The ongoing issues we have is that his full time college course is 10 hours a week that’s it 10 hours, he has had a couple of part time jobs but cannot stick to them even if I take him pick him up and incentivise him for going to work- I wouldn’t want him to work day more than 12 hours a week ish but I feel that he is of an age to work and also that it will help with his recovery so he isn’t thinking about food and his weight all the time but also teach him some responsibility, he is a genuinely lovely lad kind hearted, great sense of humour but as he’s got older he seems to have an issue with rules, what I mean by this is that if his teachers asked him to do something he wouldn’t if he didn’t fancy it, it’s almost like he hates authority, he has rules at home but they are not huge as he is 17, all we ask is that we know where he is and also that he cleans up after himself and is respectful in the home I.e no swearing etc.
He’s started driving lessons paid for by grandparents and seems disinterested, we even bought him a little run around car so we could take him for additional lessons and we’ve been out once in it.
He seems genuinely disinterested in anything that doesn’t have any benefit to him and it’s almost like he doesn’t care about anything other than gym, mma fighting and seeing his mates occasionally. I haven’t let him run riot all his life and there has always been consequences - so like at school if he got a DT for not doing homework I wouldn’t argue it because he didn’t do it.
He did get an allowance of £25 a week and this was to try teach him about money but it’s seemed to do the opposite, I’ve got to the point where I’ve said if he doesn’t work then he shouldn’t get an allowance as college is only 10 hours per week and also that I have to constantly try to drag him out of bed all whilst trying to work too, it seems that he just thinks everything should be handed to him.

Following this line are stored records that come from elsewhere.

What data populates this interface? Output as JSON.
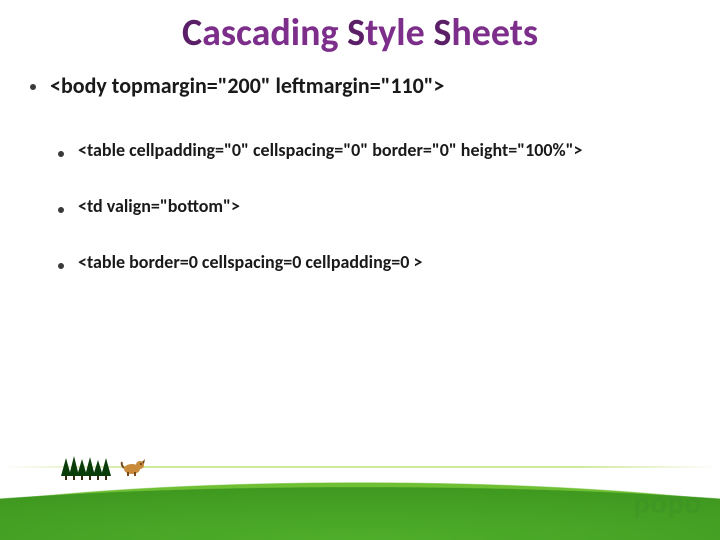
{
  "title": {
    "c1": "C",
    "r1": "ascading ",
    "c2": "S",
    "r2": "tyle ",
    "c3": "S",
    "r3": "heets"
  },
  "bullets": {
    "b1": "<body topmargin=\"200\" leftmargin=\"110\">",
    "b2": "<table cellpadding=\"0\" cellspacing=\"0\" border=\"0\" height=\"100%\">",
    "b3": "<td valign=\"bottom\">",
    "b4": "<table border=0 cellspacing=0 cellpadding=0 >"
  },
  "watermark": "popo"
}
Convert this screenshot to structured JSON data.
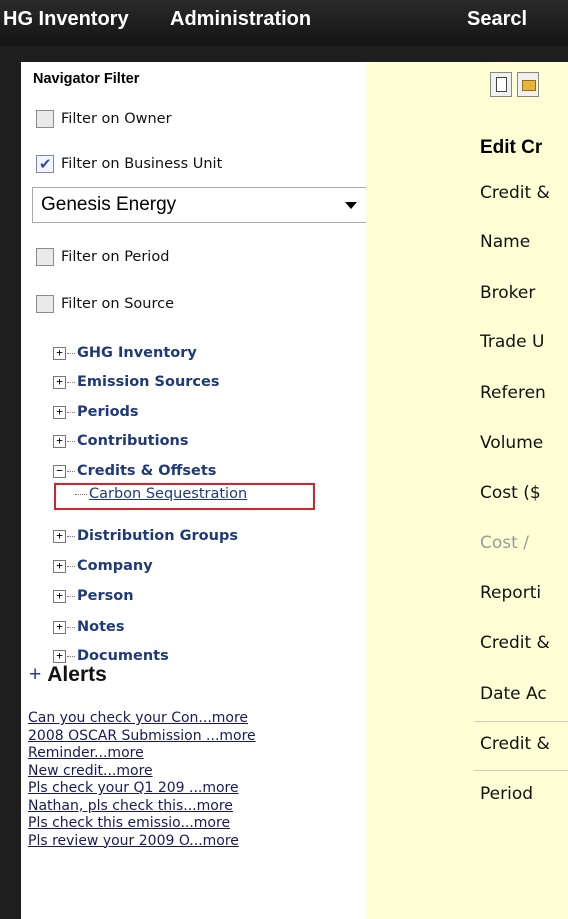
{
  "topnav": [
    "HG Inventory",
    "Administration",
    "Searcl"
  ],
  "navigator_filter": {
    "title": "Navigator Filter",
    "filters": [
      {
        "label": "Filter on Owner",
        "checked": false
      },
      {
        "label": "Filter on Business Unit",
        "checked": true
      },
      {
        "label": "Filter on Period",
        "checked": false
      },
      {
        "label": "Filter on Source",
        "checked": false
      }
    ],
    "business_unit_value": "Genesis Energy"
  },
  "tree": [
    {
      "label": "GHG Inventory",
      "expander": "+"
    },
    {
      "label": "Emission Sources",
      "expander": "+"
    },
    {
      "label": "Periods",
      "expander": "+"
    },
    {
      "label": "Contributions",
      "expander": "+"
    },
    {
      "label": "Credits & Offsets",
      "expander": "−"
    },
    {
      "label": "Carbon Sequestration",
      "child": true
    },
    {
      "label": "Distribution Groups",
      "expander": "+"
    },
    {
      "label": "Company",
      "expander": "+"
    },
    {
      "label": "Person",
      "expander": "+"
    },
    {
      "label": "Notes",
      "expander": "+"
    },
    {
      "label": "Documents",
      "expander": "+"
    }
  ],
  "alerts": {
    "title": "Alerts",
    "plus": "+",
    "items": [
      "Can you check your Con...more",
      "2008 OSCAR Submission ...more",
      "Reminder...more",
      "New credit...more",
      "Pls check your Q1 209 ...more",
      "Nathan, pls check this...more",
      "Pls check this emissio...more",
      "Pls review your 2009 O...more"
    ]
  },
  "edit_panel": {
    "title": "Edit Cr",
    "fields": [
      {
        "label": "Credit &",
        "muted": false
      },
      {
        "label": "Name",
        "muted": false
      },
      {
        "label": "Broker",
        "muted": false
      },
      {
        "label": "Trade U",
        "muted": false
      },
      {
        "label": "Referen",
        "muted": false
      },
      {
        "label": "Volume",
        "muted": false
      },
      {
        "label": "Cost ($",
        "muted": false
      },
      {
        "label": "Cost /",
        "muted": true
      },
      {
        "label": "Reporti",
        "muted": false
      },
      {
        "label": "Credit &",
        "muted": false
      },
      {
        "label": "Date Ac",
        "muted": false
      },
      {
        "label": "Credit &",
        "muted": false
      },
      {
        "label": "Period",
        "muted": false
      }
    ]
  },
  "colors": {
    "topbar": "#1e1e1e",
    "left_panel": "#ffffff",
    "right_panel": "#ffffd6",
    "tree_link": "#1f3a7a",
    "highlight": "#d9212e"
  }
}
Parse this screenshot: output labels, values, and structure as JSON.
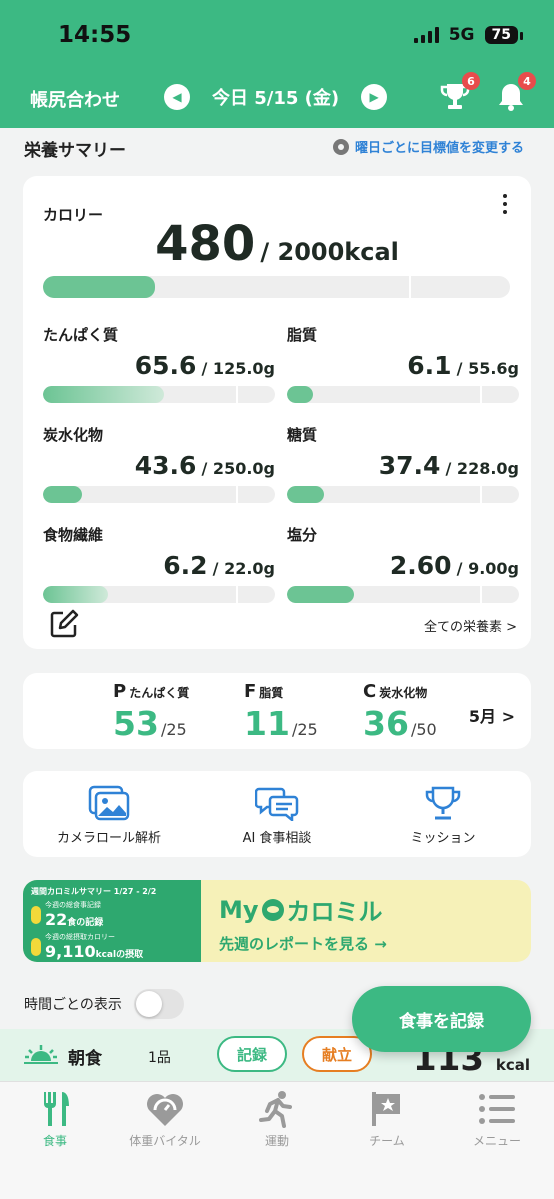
{
  "status_bar": {
    "time": "14:55",
    "network": "5G",
    "battery": "75"
  },
  "header": {
    "title": "帳尻合わせ",
    "date": "今日 5/15 (金)",
    "trophy_badge": "6",
    "bell_badge": "4"
  },
  "summary": {
    "title": "栄養サマリー",
    "change_goal_link": "曜日ごとに目標値を変更する"
  },
  "calorie": {
    "label": "カロリー",
    "value": "480",
    "total": "/ 2000kcal",
    "progress": 0.24
  },
  "nutrients": [
    {
      "name": "たんぱく質",
      "value": "65.6",
      "total": "/ 125.0g",
      "progress": 0.52
    },
    {
      "name": "脂質",
      "value": "6.1",
      "total": "/ 55.6g",
      "progress": 0.11
    },
    {
      "name": "炭水化物",
      "value": "43.6",
      "total": "/ 250.0g",
      "progress": 0.17
    },
    {
      "name": "糖質",
      "value": "37.4",
      "total": "/ 228.0g",
      "progress": 0.16
    },
    {
      "name": "食物繊維",
      "value": "6.2",
      "total": "/ 22.0g",
      "progress": 0.28
    },
    {
      "name": "塩分",
      "value": "2.60",
      "total": "/ 9.00g",
      "progress": 0.29
    }
  ],
  "all_nutrients_link": "全ての栄養素 >",
  "pfc": {
    "protein": {
      "letter": "P",
      "label": "たんぱく質",
      "value": "53",
      "denom": "/25"
    },
    "fat": {
      "letter": "F",
      "label": "脂質",
      "value": "11",
      "denom": "/25"
    },
    "carb": {
      "letter": "C",
      "label": "炭水化物",
      "value": "36",
      "denom": "/50"
    },
    "month": "5月 >"
  },
  "features": [
    {
      "label": "カメラロール解析",
      "icon": "image-gallery-icon"
    },
    {
      "label": "AI 食事相談",
      "icon": "chat-bubbles-icon"
    },
    {
      "label": "ミッション",
      "icon": "trophy-icon"
    }
  ],
  "banner": {
    "left_title": "週間カロミルサマリー 1/27 - 2/2",
    "record_label": "今週の総食事記録",
    "record_value": "22",
    "record_unit": "食の記録",
    "kcal_label": "今週の総摂取カロリー",
    "kcal_value": "9,110",
    "kcal_unit": "kcalの摂取",
    "brand_prefix": "My",
    "brand_name": "カロミル",
    "sub": "先週のレポートを見る →"
  },
  "toggle": {
    "label": "時間ごとの表示"
  },
  "meal": {
    "name": "朝食",
    "count": "1品",
    "record_btn": "記録",
    "menu_btn": "献立",
    "kcal_value": "113",
    "kcal_unit": "kcal"
  },
  "fab_label": "食事を記録",
  "tabs": [
    {
      "label": "食事",
      "icon": "fork-knife-icon"
    },
    {
      "label": "体重バイタル",
      "icon": "heart-scale-icon"
    },
    {
      "label": "運動",
      "icon": "running-icon"
    },
    {
      "label": "チーム",
      "icon": "flag-star-icon"
    },
    {
      "label": "メニュー",
      "icon": "list-icon"
    }
  ],
  "colors": {
    "primary": "#3cb983",
    "link": "#2f82d6",
    "badge": "#e84c4c",
    "bar_fill": "#6cc494"
  }
}
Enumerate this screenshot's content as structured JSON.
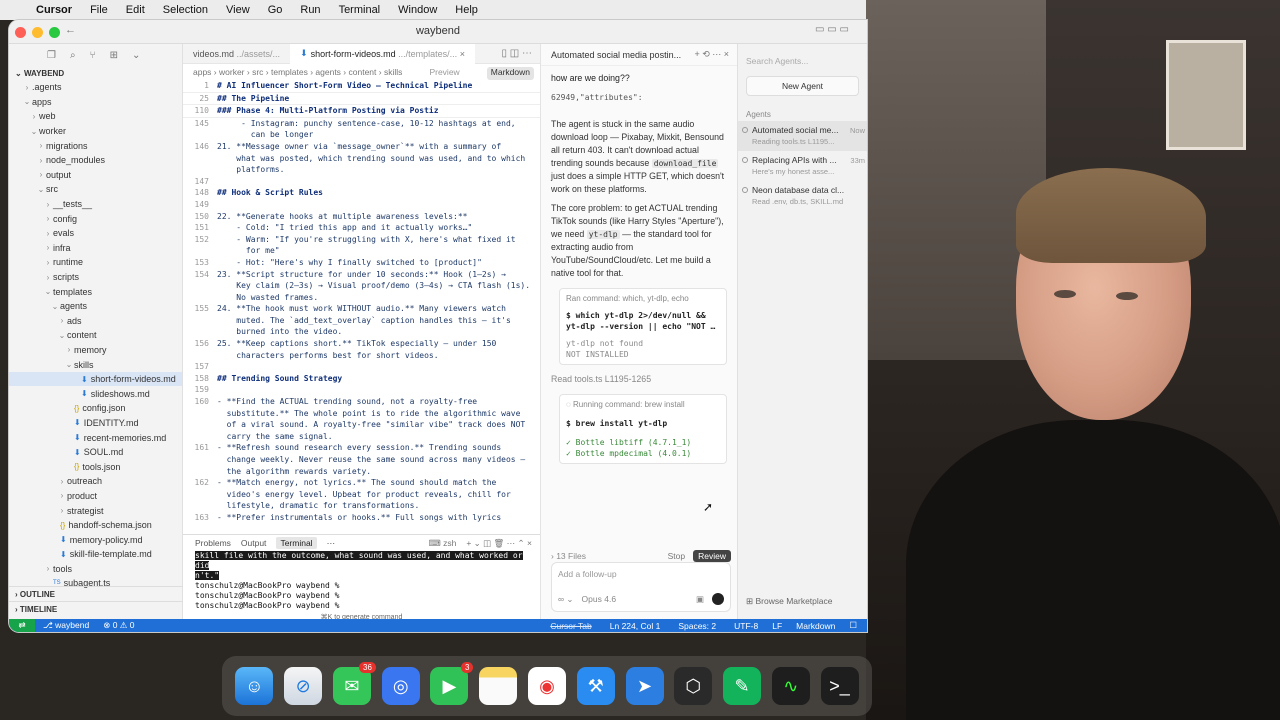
{
  "menubar": {
    "app": "Cursor",
    "items": [
      "File",
      "Edit",
      "Selection",
      "View",
      "Go",
      "Run",
      "Terminal",
      "Window",
      "Help"
    ]
  },
  "window": {
    "title": "waybend"
  },
  "explorer": {
    "root": "WAYBEND",
    "rows": [
      {
        "label": ".agents",
        "indent": 1,
        "type": "folder",
        "open": false
      },
      {
        "label": "apps",
        "indent": 1,
        "type": "folder",
        "open": true
      },
      {
        "label": "web",
        "indent": 2,
        "type": "folder",
        "open": false
      },
      {
        "label": "worker",
        "indent": 2,
        "type": "folder",
        "open": true
      },
      {
        "label": "migrations",
        "indent": 3,
        "type": "folder",
        "open": false
      },
      {
        "label": "node_modules",
        "indent": 3,
        "type": "folder",
        "open": false
      },
      {
        "label": "output",
        "indent": 3,
        "type": "folder",
        "open": false
      },
      {
        "label": "src",
        "indent": 3,
        "type": "folder",
        "open": true
      },
      {
        "label": "__tests__",
        "indent": 4,
        "type": "folder",
        "open": false
      },
      {
        "label": "config",
        "indent": 4,
        "type": "folder",
        "open": false
      },
      {
        "label": "evals",
        "indent": 4,
        "type": "folder",
        "open": false
      },
      {
        "label": "infra",
        "indent": 4,
        "type": "folder",
        "open": false
      },
      {
        "label": "runtime",
        "indent": 4,
        "type": "folder",
        "open": false
      },
      {
        "label": "scripts",
        "indent": 4,
        "type": "folder",
        "open": false
      },
      {
        "label": "templates",
        "indent": 4,
        "type": "folder",
        "open": true
      },
      {
        "label": "agents",
        "indent": 5,
        "type": "folder",
        "open": true
      },
      {
        "label": "ads",
        "indent": 6,
        "type": "folder",
        "open": false
      },
      {
        "label": "content",
        "indent": 6,
        "type": "folder",
        "open": true
      },
      {
        "label": "memory",
        "indent": 7,
        "type": "folder",
        "open": false
      },
      {
        "label": "skills",
        "indent": 7,
        "type": "folder",
        "open": true
      },
      {
        "label": "short-form-videos.md",
        "indent": 8,
        "type": "md",
        "selected": true
      },
      {
        "label": "slideshows.md",
        "indent": 8,
        "type": "md"
      },
      {
        "label": "config.json",
        "indent": 7,
        "type": "json"
      },
      {
        "label": "IDENTITY.md",
        "indent": 7,
        "type": "md"
      },
      {
        "label": "recent-memories.md",
        "indent": 7,
        "type": "md"
      },
      {
        "label": "SOUL.md",
        "indent": 7,
        "type": "md"
      },
      {
        "label": "tools.json",
        "indent": 7,
        "type": "json"
      },
      {
        "label": "outreach",
        "indent": 6,
        "type": "folder",
        "open": false
      },
      {
        "label": "product",
        "indent": 6,
        "type": "folder",
        "open": false
      },
      {
        "label": "strategist",
        "indent": 6,
        "type": "folder",
        "open": false
      },
      {
        "label": "handoff-schema.json",
        "indent": 5,
        "type": "json"
      },
      {
        "label": "memory-policy.md",
        "indent": 5,
        "type": "md"
      },
      {
        "label": "skill-file-template.md",
        "indent": 5,
        "type": "md"
      },
      {
        "label": "tools",
        "indent": 4,
        "type": "folder",
        "open": false
      },
      {
        "label": "subagent.ts",
        "indent": 4,
        "type": "ts"
      }
    ],
    "outline": "OUTLINE",
    "timeline": "TIMELINE"
  },
  "editor": {
    "tabs": [
      {
        "label": "videos.md",
        "path": "../assets/..."
      },
      {
        "label": "short-form-videos.md",
        "path": ".../templates/..."
      }
    ],
    "breadcrumb": [
      "apps",
      "worker",
      "src",
      "templates",
      "agents",
      "content",
      "skills"
    ],
    "preview": "Preview",
    "markdown": "Markdown",
    "lines": [
      {
        "n": "1",
        "t": "# AI Influencer Short-Form Video — Technical Pipeline",
        "cls": "h"
      },
      {
        "n": "25",
        "t": "## The Pipeline",
        "cls": "h"
      },
      {
        "n": "110",
        "t": "### Phase 4: Multi-Platform Posting via Postiz",
        "cls": "h"
      },
      {
        "n": "145",
        "t": "     - Instagram: punchy sentence-case, 10-12 hashtags at end,",
        "cls": ""
      },
      {
        "n": "",
        "t": "       can be longer",
        "cls": ""
      },
      {
        "n": "146",
        "t": "21. **Message owner via `message_owner`** with a summary of",
        "cls": ""
      },
      {
        "n": "",
        "t": "    what was posted, which trending sound was used, and to which",
        "cls": ""
      },
      {
        "n": "",
        "t": "    platforms.",
        "cls": ""
      },
      {
        "n": "147",
        "t": "",
        "cls": ""
      },
      {
        "n": "148",
        "t": "## Hook & Script Rules",
        "cls": "h"
      },
      {
        "n": "149",
        "t": "",
        "cls": ""
      },
      {
        "n": "150",
        "t": "22. **Generate hooks at multiple awareness levels:**",
        "cls": ""
      },
      {
        "n": "151",
        "t": "    - Cold: \"I tried this app and it actually works…\"",
        "cls": ""
      },
      {
        "n": "152",
        "t": "    - Warm: \"If you're struggling with X, here's what fixed it",
        "cls": ""
      },
      {
        "n": "",
        "t": "      for me\"",
        "cls": ""
      },
      {
        "n": "153",
        "t": "    - Hot: \"Here's why I finally switched to [product]\"",
        "cls": ""
      },
      {
        "n": "154",
        "t": "23. **Script structure for under 10 seconds:** Hook (1–2s) →",
        "cls": ""
      },
      {
        "n": "",
        "t": "    Key claim (2–3s) → Visual proof/demo (3–4s) → CTA flash (1s).",
        "cls": ""
      },
      {
        "n": "",
        "t": "    No wasted frames.",
        "cls": ""
      },
      {
        "n": "155",
        "t": "24. **The hook must work WITHOUT audio.** Many viewers watch",
        "cls": ""
      },
      {
        "n": "",
        "t": "    muted. The `add_text_overlay` caption handles this — it's",
        "cls": ""
      },
      {
        "n": "",
        "t": "    burned into the video.",
        "cls": ""
      },
      {
        "n": "156",
        "t": "25. **Keep captions short.** TikTok especially — under 150",
        "cls": ""
      },
      {
        "n": "",
        "t": "    characters performs best for short videos.",
        "cls": ""
      },
      {
        "n": "157",
        "t": "",
        "cls": ""
      },
      {
        "n": "158",
        "t": "## Trending Sound Strategy",
        "cls": "h"
      },
      {
        "n": "159",
        "t": "",
        "cls": ""
      },
      {
        "n": "160",
        "t": "- **Find the ACTUAL trending sound, not a royalty-free",
        "cls": ""
      },
      {
        "n": "",
        "t": "  substitute.** The whole point is to ride the algorithmic wave",
        "cls": ""
      },
      {
        "n": "",
        "t": "  of a viral sound. A royalty-free \"similar vibe\" track does NOT",
        "cls": ""
      },
      {
        "n": "",
        "t": "  carry the same signal.",
        "cls": ""
      },
      {
        "n": "161",
        "t": "- **Refresh sound research every session.** Trending sounds",
        "cls": ""
      },
      {
        "n": "",
        "t": "  change weekly. Never reuse the same sound across many videos —",
        "cls": ""
      },
      {
        "n": "",
        "t": "  the algorithm rewards variety.",
        "cls": ""
      },
      {
        "n": "162",
        "t": "- **Match energy, not lyrics.** The sound should match the",
        "cls": ""
      },
      {
        "n": "",
        "t": "  video's energy level. Upbeat for product reveals, chill for",
        "cls": ""
      },
      {
        "n": "",
        "t": "  lifestyle, dramatic for transformations.",
        "cls": ""
      },
      {
        "n": "163",
        "t": "- **Prefer instrumentals or hooks.** Full songs with lyrics",
        "cls": ""
      }
    ]
  },
  "terminal": {
    "tabs": [
      "Problems",
      "Output",
      "Terminal"
    ],
    "shell": "zsh",
    "lines": [
      "skill file with the outcome, what sound was used, and what worked or did",
      "n't.\"",
      "tonschulz@MacBookPro waybend %",
      "tonschulz@MacBookPro waybend %",
      "tonschulz@MacBookPro waybend %"
    ],
    "hint": "⌘K to generate command"
  },
  "chat": {
    "title": "Automated social media postin...",
    "user_msg": "how are we doing??",
    "snippet": "62949,\"attributes\":",
    "p1a": "The agent is stuck in the same audio download loop — Pixabay, Mixkit, Bensound all return 403. It can't download actual trending sounds because",
    "p1code": "download_file",
    "p1b": "just does a simple HTTP GET, which doesn't work on these platforms.",
    "p2a": "The core problem: to get ACTUAL trending TikTok sounds (like Harry Styles \"Aperture\"), we need",
    "p2code": "yt-dlp",
    "p2b": "— the standard tool for extracting audio from YouTube/SoundCloud/etc. Let me build a native tool for that.",
    "cmd1": {
      "meta": "Ran command: which, yt-dlp, echo",
      "cmd": "$ which yt-dlp 2>/dev/null && yt-dlp --version || echo \"NOT …",
      "out1": "yt-dlp not found",
      "out2": "NOT INSTALLED"
    },
    "read": "Read tools.ts L1195-1265",
    "cmd2": {
      "meta": "Running command: brew install",
      "cmd": "$ brew install yt-dlp",
      "out1": "✓ Bottle libtiff (4.7.1_1)",
      "out2": "✓ Bottle mpdecimal (4.0.1)"
    },
    "files": "13 Files",
    "stop": "Stop",
    "review": "Review",
    "placeholder": "Add a follow-up",
    "model": "Opus 4.6"
  },
  "agents": {
    "search": "Search Agents...",
    "new": "New Agent",
    "section": "Agents",
    "items": [
      {
        "title": "Automated social me...",
        "sub": "Reading tools.ts L1195...",
        "time": "Now"
      },
      {
        "title": "Replacing APIs with ...",
        "sub": "Here's my honest asse...",
        "time": "33m"
      },
      {
        "title": "Neon database data cl...",
        "sub": "Read .env, db.ts, SKILL.md",
        "time": ""
      }
    ],
    "marketplace": "Browse Marketplace"
  },
  "status": {
    "branch": "waybend",
    "errors": "0",
    "warnings": "0",
    "cursor_tab": "Cursor Tab",
    "pos": "Ln 224, Col 1",
    "spaces": "Spaces: 2",
    "enc": "UTF-8",
    "eol": "LF",
    "lang": "Markdown"
  },
  "dock": {
    "badges": {
      "messages": "36",
      "facetime": "3"
    }
  }
}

My question is really am I been harsh removing his allowance obviously I will cover his fares, food etc to show him that he needs to take some responsibility for his life? I know he’s only young still but I feel it’s important, I have worked since I was 14 and have a good job now which allows me to live comfortably but that was all from hard work. As a mum I’m torn I understand he has the eating disorder and many a times I’ve sat cuddling him or reassuring him and I am genuinely sympathetic to the eating disorder but I also feel that by taking a little bit of control over his life may help the situation. Me and Hubby constantly disagree over the financial aspect of it - he says I’m too soft and I’m starting to believe that maybe I am and this is why I’m struggling now.